Ad alimentare il dibattito è anche il Wwf con il suo Energy Report (febbraio 2011).
"Entro il 2050, noi possiamo trarre tutta l’energia di cui abbiamo bisogno dalle fonti rinnovabili. Questo rapporto dimostra che tale transizione è non solo possibile, ma anche vantaggiosa dal punto di vista economico, garantendo energia disponibile per tutti e prodotta in un modo che può essere sostenibile per l’economia globale e per il Pianeta". Lo scenario tracciato da Ecofys (l'istituto di consulenza in materia energetica a cui il Wwf ha commissionato la ricerca) è probabilmente l'analisi più ambiziosa nel suo genere mai realizzata fino ad oggi. Petrolio e gas sono in esaurimento e la fissione nucleare produce scorie pericolose che restano altamente tossiche per migliaia di anni. Non esiste alcun posto al mondo dove possano essere stoccate senza rischi.

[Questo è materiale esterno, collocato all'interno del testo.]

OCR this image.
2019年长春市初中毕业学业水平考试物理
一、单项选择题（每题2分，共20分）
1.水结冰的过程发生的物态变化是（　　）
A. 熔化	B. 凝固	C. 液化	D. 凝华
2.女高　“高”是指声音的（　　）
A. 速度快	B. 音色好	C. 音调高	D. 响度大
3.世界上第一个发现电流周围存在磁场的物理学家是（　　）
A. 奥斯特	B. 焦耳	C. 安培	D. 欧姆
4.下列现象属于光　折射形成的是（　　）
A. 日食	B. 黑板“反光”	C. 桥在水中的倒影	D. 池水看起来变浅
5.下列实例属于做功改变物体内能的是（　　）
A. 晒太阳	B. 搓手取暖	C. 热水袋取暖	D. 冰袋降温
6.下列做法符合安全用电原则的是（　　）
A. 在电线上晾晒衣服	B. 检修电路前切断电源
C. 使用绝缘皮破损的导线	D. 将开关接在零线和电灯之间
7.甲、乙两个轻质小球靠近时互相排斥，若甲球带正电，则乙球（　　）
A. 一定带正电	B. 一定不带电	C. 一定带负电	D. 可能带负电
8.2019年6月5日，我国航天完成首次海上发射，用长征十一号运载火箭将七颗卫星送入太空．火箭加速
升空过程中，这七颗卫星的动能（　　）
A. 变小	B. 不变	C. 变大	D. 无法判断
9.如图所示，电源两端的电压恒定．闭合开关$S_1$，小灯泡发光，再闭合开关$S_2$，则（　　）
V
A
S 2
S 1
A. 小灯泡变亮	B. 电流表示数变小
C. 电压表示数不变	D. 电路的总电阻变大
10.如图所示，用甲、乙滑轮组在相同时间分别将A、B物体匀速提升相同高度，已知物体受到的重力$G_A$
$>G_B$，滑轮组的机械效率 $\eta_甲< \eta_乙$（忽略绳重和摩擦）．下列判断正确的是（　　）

Il cambiamento è ambizioso ma possibile

Si sottolinea come saranno necessari grandi aumenti degli investimenti di capitali per poter installare su larghissima scala una grande potenza di generazione di elettricità mediante energie rinnovabili, per trasformare il settore delle merci e quello del trasporto pubblico e migliorare l'efficienza energetica non solo dei nuovi edifici ma anche di quelli esistenti.

Primi interventi:
  •  isolamento degli edifici;
  • riciclaggio delle materie prime;
  • installazione di caldaie efficienti alimentate da biomasse ricavate dai rifiuti.

Il mix energetico

Energia solare - energia eolica - energia termica- energia dell'oceano - energia idroelettrica.
Per ciascuna risorsa lo scenario tiene conto delle potenzialità complessive, dei tassi di crescita attuali, dei criteri di sostenibilità prestabiliti e di altri vincoli e opportunità, come la variabilità del vento e delle fonti solari.

Le grandi sfide

1) Ridurre la domanda aumentando l’efficienza energetica e riducendo gli sprechi di energia;  
2) Energia e calore sono le due forme di energia che le rinnovabili generano più facilmente, perciò bisogna massimizzare l’uso dell’elettricità e del calore diretto, migliorando le reti elettriche per rendere ciò possibile.  
Puoi leggere l'intero estratto dell' Energy report sul sito di Wwf Italia 


Decreto legislativo rinnovabili

Lo scenario preconizzato sembra non andare esattamente nella direzione imboccata dall'Italia nel suo decreto legislativo sulle rinnovabili. Un testo che non convince perché invece di razionalizzare  rischia, di fatto, di tagliare gli incentivi alle energie verdi, facendoli diventare "mobili", ossia commisurati al costo degli impianti e alla loro efficienza. Non considerando che proprio la programmaticità e la stabilità sono fondamentali per lo sviluppo e la crescita di questo settore.